The Plebs were eventually defeated by the forces of reformism, as the TUC put its efforts into building the WEA, which had backing from the Capitalist State. That is symptomatic of the way independent working-class organisation, and workers property has been undermined, as the Labour Movement has settled for a compromise with its class enemies. Continual efforts at defence have left the Labour Movement devoid of all concept of attack. Despite, Marx's warning huge amounts of energy are devoted into struggles, which at best are marginal in their effect on workers condition.

In concluding his response to John Weston, Marx comments,

“They ought to understand that, with all the miseries it imposes upon them, the present system simultaneously engenders the material conditions and the social forms necessary for an economical reconstruction of society. Instead of the conservative motto: “A fair day's wage for a fair day's work!” they ought to inscribe on their banner the revolutionary watchword: 'Abolition of the wages system!'...

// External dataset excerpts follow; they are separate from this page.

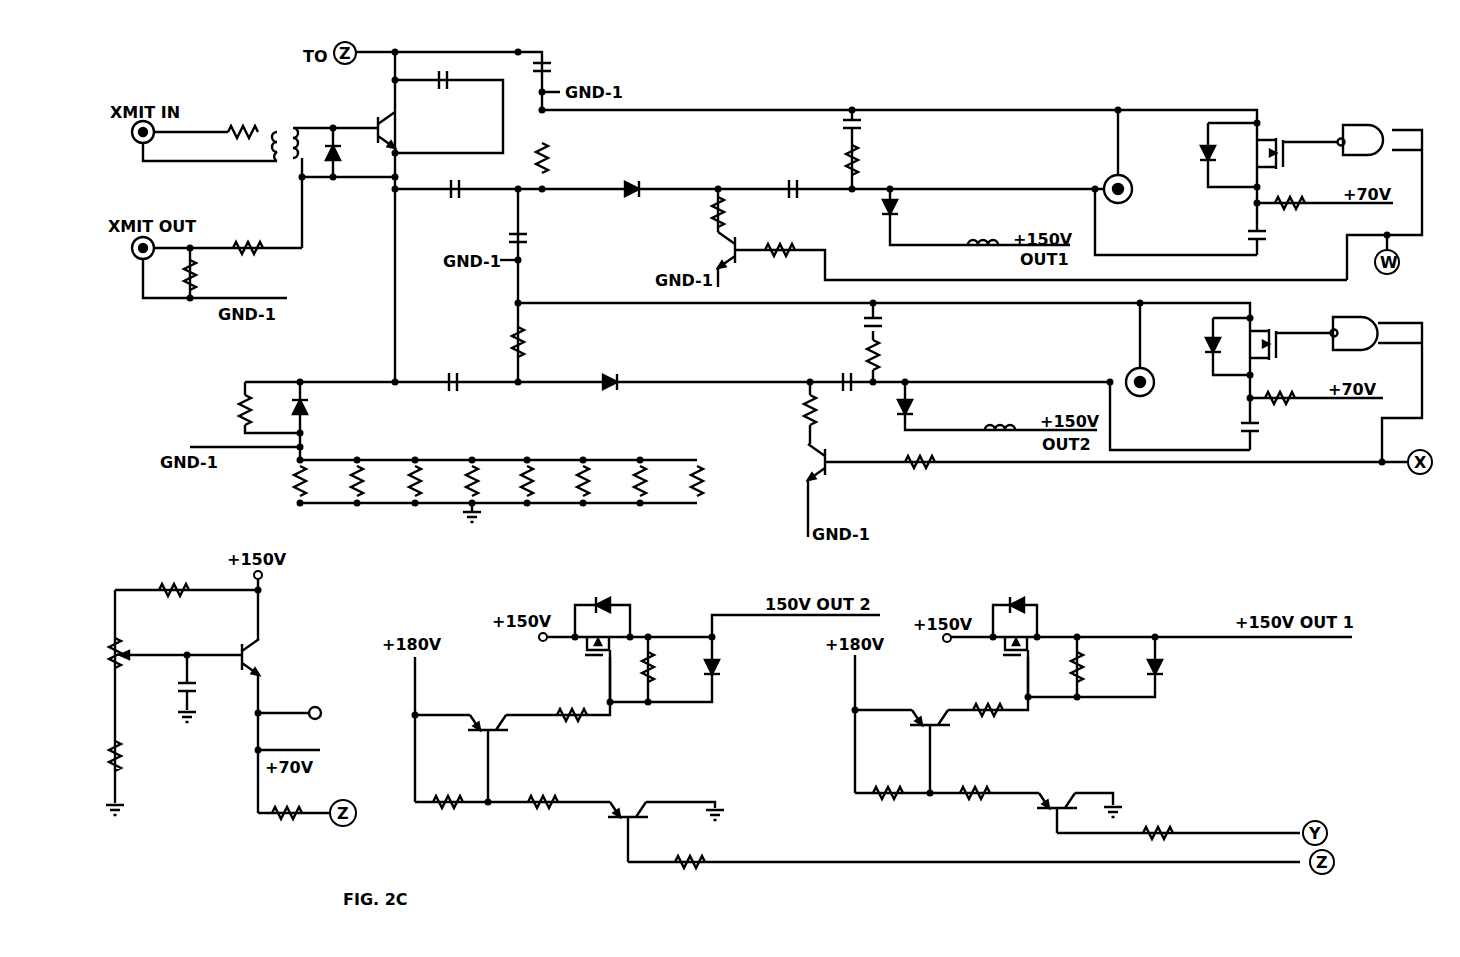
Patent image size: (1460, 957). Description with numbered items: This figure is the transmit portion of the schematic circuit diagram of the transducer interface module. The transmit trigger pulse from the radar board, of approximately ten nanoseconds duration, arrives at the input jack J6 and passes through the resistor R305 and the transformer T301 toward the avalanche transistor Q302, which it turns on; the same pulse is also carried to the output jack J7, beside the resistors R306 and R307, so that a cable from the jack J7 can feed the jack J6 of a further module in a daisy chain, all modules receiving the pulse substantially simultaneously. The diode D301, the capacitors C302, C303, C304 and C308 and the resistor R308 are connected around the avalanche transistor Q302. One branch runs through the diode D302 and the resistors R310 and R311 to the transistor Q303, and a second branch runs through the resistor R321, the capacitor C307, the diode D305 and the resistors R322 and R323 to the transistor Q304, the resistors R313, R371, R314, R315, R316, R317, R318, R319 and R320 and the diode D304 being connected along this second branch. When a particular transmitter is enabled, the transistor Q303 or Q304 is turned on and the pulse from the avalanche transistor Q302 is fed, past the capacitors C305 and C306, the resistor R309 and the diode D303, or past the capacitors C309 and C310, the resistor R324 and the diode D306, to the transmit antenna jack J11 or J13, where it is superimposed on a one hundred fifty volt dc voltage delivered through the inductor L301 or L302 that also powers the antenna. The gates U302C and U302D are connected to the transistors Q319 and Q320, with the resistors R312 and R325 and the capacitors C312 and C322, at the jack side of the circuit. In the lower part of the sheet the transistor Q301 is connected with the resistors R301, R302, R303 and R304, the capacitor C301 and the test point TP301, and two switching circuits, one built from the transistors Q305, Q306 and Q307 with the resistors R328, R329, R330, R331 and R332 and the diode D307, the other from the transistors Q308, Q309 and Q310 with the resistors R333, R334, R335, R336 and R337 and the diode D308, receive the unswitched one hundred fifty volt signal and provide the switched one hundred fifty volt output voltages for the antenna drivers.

The input jack J6 is at (200, 122).
The output jack J7 is at (213, 247).
The resistor 27 R305 is at (248, 134).
The resistor 1K R306 is at (256, 249).
The resistor 51 R307 is at (202, 273).
The transformer T301 is at (316, 188).
The diode D301 is at (336, 164).
The avalanche transistor Q302 is at (412, 130).
The capacitor 2PF C302 is at (449, 107).
The capacitor 220PF C303 is at (465, 194).
The capacitor 220PF C304 is at (577, 63).
The resistor 1.5K R308 is at (568, 153).
The capacitor 220PF C308 is at (543, 242).
The diode D302 is at (635, 173).
The resistor 20K R310 is at (744, 209).
The transistor Q303 is at (695, 258).
The resistor 20K R311 is at (1041, 252).
The capacitor 220PF C305 is at (786, 170).
The capacitor 0.01 C306 is at (875, 102).
The resistor 51 R309 is at (878, 162).
The diode D303 is at (976, 216).
The inductor 1mH L301 is at (987, 243).
The transmit antenna jack J11 is at (1118, 163).
The NAND gate U302C is at (1311, 190).
The MOSFET Q319 is at (1301, 153).
The resistor 100K R312 is at (1324, 204).
The capacitor 0.01 C312 is at (1280, 250).
The resistor 1.5K R321 is at (543, 343).
The capacitor 220PF C307 is at (446, 362).
The diode D305 is at (615, 362).
The resistor 5K R313 is at (243, 408).
The diode D304 is at (328, 421).
The resistor 51 R371 is at (264, 484).
The resistor 51 R314 is at (348, 460).
The resistor 51 R315 is at (416, 504).
The resistor 51 R316 is at (463, 467).
The resistor 51 R317 is at (528, 504).
The resistor 51 R318 is at (581, 459).
The resistor 51 R319 is at (640, 504).
The resistor 51 R320 is at (688, 454).
The resistor 20K R322 is at (779, 412).
The transistor Q304 is at (781, 490).
The resistor 20K R323 is at (1116, 463).
The capacitor 220PF C309 is at (846, 382).
The capacitor 0.01 C310 is at (902, 324).
The resistor R324 is at (900, 363).
The diode D306 is at (997, 405).
The inductor 1mH L302 is at (1004, 428).
The transmit antenna jack J13 is at (1125, 348).
The NAND gate U302D is at (1313, 378).
The MOSFET Q320 is at (1294, 344).
The resistor 100K R325 is at (1315, 401).
The capacitor 0.01 C322 is at (1255, 437).
The resistor 249K R301 is at (198, 594).
The potentiometer 100K R302 is at (175, 660).
The resistor 147K R303 is at (141, 767).
The capacitor 0.01 C301 is at (211, 688).
The transistor Q301 is at (277, 657).
The test point TP301 is at (314, 716).
The resistor 1K R304 is at (294, 818).
The transistor Q305 is at (484, 746).
The resistor 300K R329 is at (560, 701).
The resistor 10K R330 is at (453, 804).
The resistor 1M R331 is at (549, 804).
The transistor Q307 is at (660, 818).
The resistor 20K R332 is at (964, 864).
The MOSFET Q306 is at (621, 649).
The resistor 300K R328 is at (672, 670).
The diode D307 is at (745, 658).
The transistor Q308 is at (920, 740).
The resistor R334 is at (990, 686).
The resistor 10K R335 is at (894, 799).
The resistor 1M R336 is at (984, 799).
The transistor Q310 is at (1077, 801).
The resistor 20K R337 is at (1178, 833).
The MOSFET Q309 is at (1150, 647).
The resistor 300K R333 is at (1102, 667).
The diode D308 is at (1122, 666).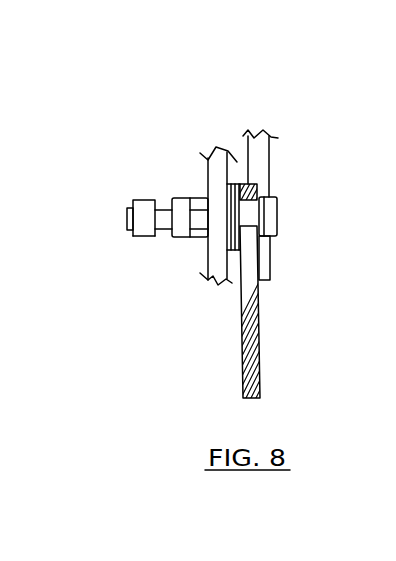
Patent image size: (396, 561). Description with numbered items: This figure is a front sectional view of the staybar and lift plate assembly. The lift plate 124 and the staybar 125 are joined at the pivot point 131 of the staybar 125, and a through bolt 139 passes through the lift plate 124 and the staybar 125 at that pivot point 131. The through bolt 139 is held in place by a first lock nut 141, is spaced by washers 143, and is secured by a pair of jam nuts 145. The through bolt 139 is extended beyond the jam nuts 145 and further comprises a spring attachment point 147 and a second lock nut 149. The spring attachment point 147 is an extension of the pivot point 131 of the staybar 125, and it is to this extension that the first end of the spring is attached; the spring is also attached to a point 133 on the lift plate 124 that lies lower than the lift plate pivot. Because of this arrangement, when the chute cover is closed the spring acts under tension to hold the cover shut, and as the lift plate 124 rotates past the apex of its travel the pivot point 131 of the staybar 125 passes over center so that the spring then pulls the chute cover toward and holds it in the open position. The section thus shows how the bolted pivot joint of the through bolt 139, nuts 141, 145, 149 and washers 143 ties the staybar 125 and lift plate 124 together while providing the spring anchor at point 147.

The lift plate 124 is at (218, 152).
The staybar 125 is at (247, 186).
The pivot point 131 is at (244, 207).
The point 133 is at (213, 214).
The through bolt 139 is at (126, 221).
The first lock nut 141 is at (278, 230).
The washers 143 is at (175, 245).
The jam nuts 145 is at (178, 238).
The spring attachment point 147 is at (107, 205).
The second lock nut 149 is at (106, 250).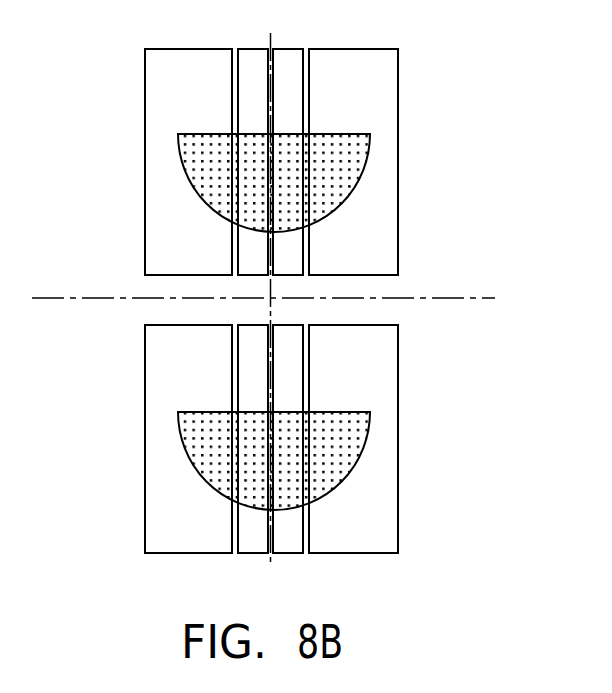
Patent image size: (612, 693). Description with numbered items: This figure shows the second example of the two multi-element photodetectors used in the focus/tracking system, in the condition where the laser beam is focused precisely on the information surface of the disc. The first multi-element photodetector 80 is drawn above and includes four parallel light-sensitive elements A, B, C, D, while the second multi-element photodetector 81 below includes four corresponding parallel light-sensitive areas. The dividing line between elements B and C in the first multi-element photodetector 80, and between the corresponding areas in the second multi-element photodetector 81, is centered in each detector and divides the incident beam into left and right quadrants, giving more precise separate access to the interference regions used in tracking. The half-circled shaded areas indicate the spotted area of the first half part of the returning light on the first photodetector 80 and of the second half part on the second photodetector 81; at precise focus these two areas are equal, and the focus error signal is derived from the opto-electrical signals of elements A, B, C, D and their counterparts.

The first multi-element photodetector 80 is at (70, 152).
The second multi-element photodetector 81 is at (70, 438).
The light-sensitive element A is at (188, 304).
The light-sensitive element B is at (253, 304).
The light-sensitive element C is at (288, 304).
The light-sensitive element D is at (353, 304).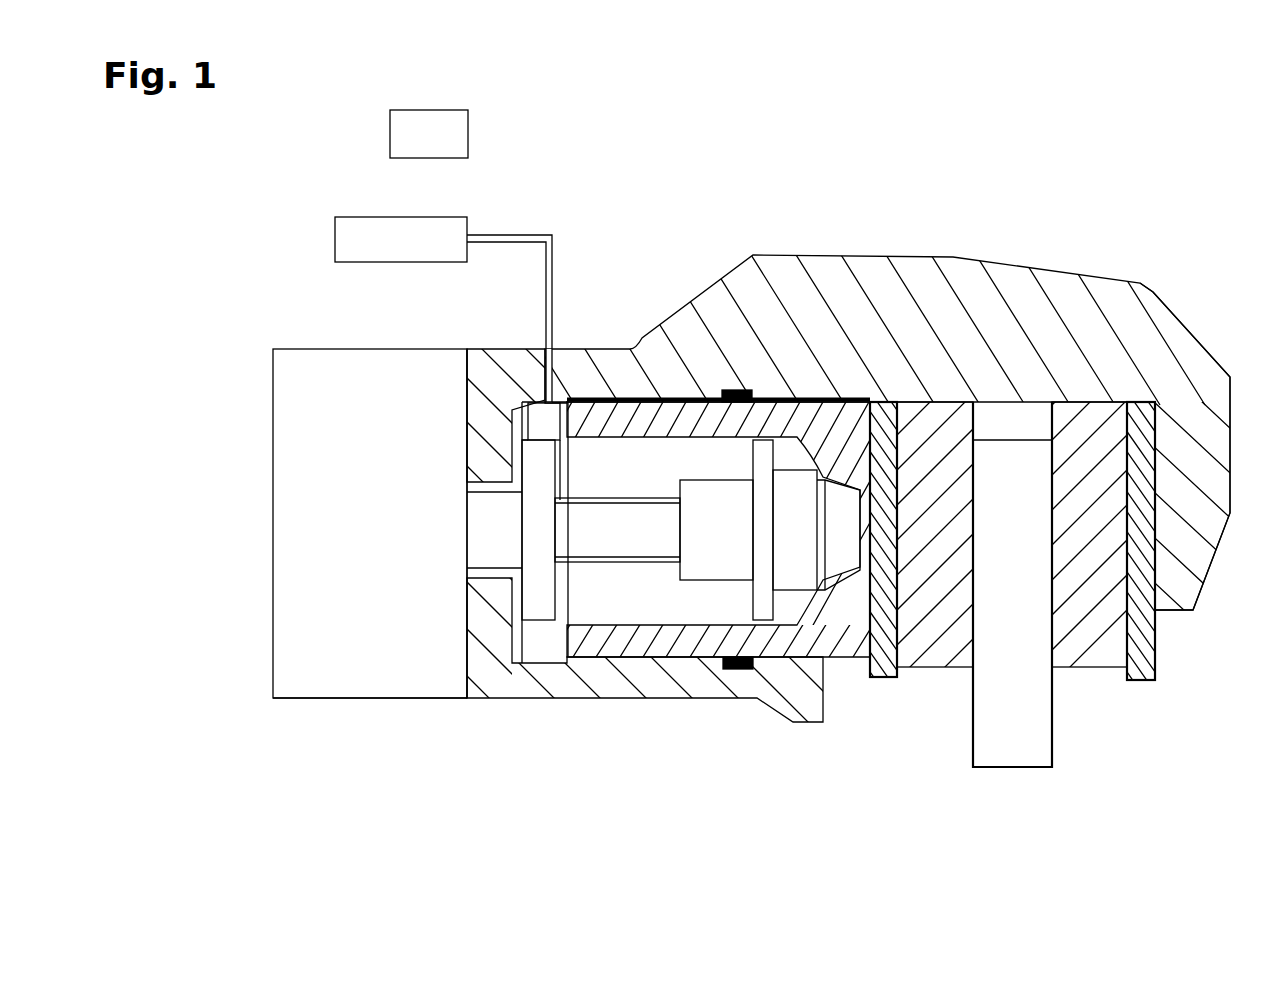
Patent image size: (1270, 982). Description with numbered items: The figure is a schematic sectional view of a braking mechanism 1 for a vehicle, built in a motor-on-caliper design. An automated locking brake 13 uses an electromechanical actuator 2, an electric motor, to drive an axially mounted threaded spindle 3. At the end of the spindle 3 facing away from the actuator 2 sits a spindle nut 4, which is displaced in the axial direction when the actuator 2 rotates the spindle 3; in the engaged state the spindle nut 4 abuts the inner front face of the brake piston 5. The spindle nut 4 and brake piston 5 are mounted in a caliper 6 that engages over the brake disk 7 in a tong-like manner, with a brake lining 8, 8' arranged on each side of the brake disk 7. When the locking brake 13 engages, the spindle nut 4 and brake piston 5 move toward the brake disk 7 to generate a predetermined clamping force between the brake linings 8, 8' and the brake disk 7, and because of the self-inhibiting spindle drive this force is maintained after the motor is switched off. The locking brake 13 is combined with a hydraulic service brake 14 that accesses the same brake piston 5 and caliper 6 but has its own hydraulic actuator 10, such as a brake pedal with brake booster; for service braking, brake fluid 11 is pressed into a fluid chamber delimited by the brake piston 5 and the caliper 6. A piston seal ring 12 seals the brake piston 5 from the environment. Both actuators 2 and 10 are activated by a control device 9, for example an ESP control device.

The braking mechanism 1 is at (1116, 230).
The electromechanical actuator 2 is at (285, 447).
The spindle 3 is at (615, 533).
The spindle nut 4 is at (722, 545).
The brake piston 5 is at (668, 643).
The caliper 6 is at (872, 270).
The brake disk 7 is at (1012, 737).
The brake lining 8 is at (920, 612).
The brake lining 8' is at (1029, 612).
The control device 9 is at (390, 130).
The hydraulic actuator 10 is at (335, 236).
The brake fluid 11 is at (536, 645).
The piston seal ring 12 is at (738, 669).
The automated locking brake 13 is at (342, 742).
The service brake 14 is at (528, 177).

...Thirdly. Trades Unions work well as centres of resistance against the encroachments of capital. They fail partially from an injudicious use of their power. They fail generally from limiting themselves to a guerilla war against the effects of the existing system, instead of simultaneously trying to change it, instead of using their organized forces as a lever for the final emancipation of the working class that is to say the ultimate abolition of the wages system.”

The “social forms necessary for an economical reconstruction of society” were the Workers Co-operatives, and other forms of Workers Property like the the Friendly Societies. The vision of Socialism, even revolutionary socialism today, has become limited not to the transformation of the means of production via workers ownership, but simply a defence of existing, inefficient, bureaucratic state owned capitalist property, and other aspects of Welfarism, alongside an over emphasis on trade union struggle. As with the reformist struggle to change the balance of power within existing society via trade union and political bargaining, it is a struggle which inevitably will be lost, for the same reason.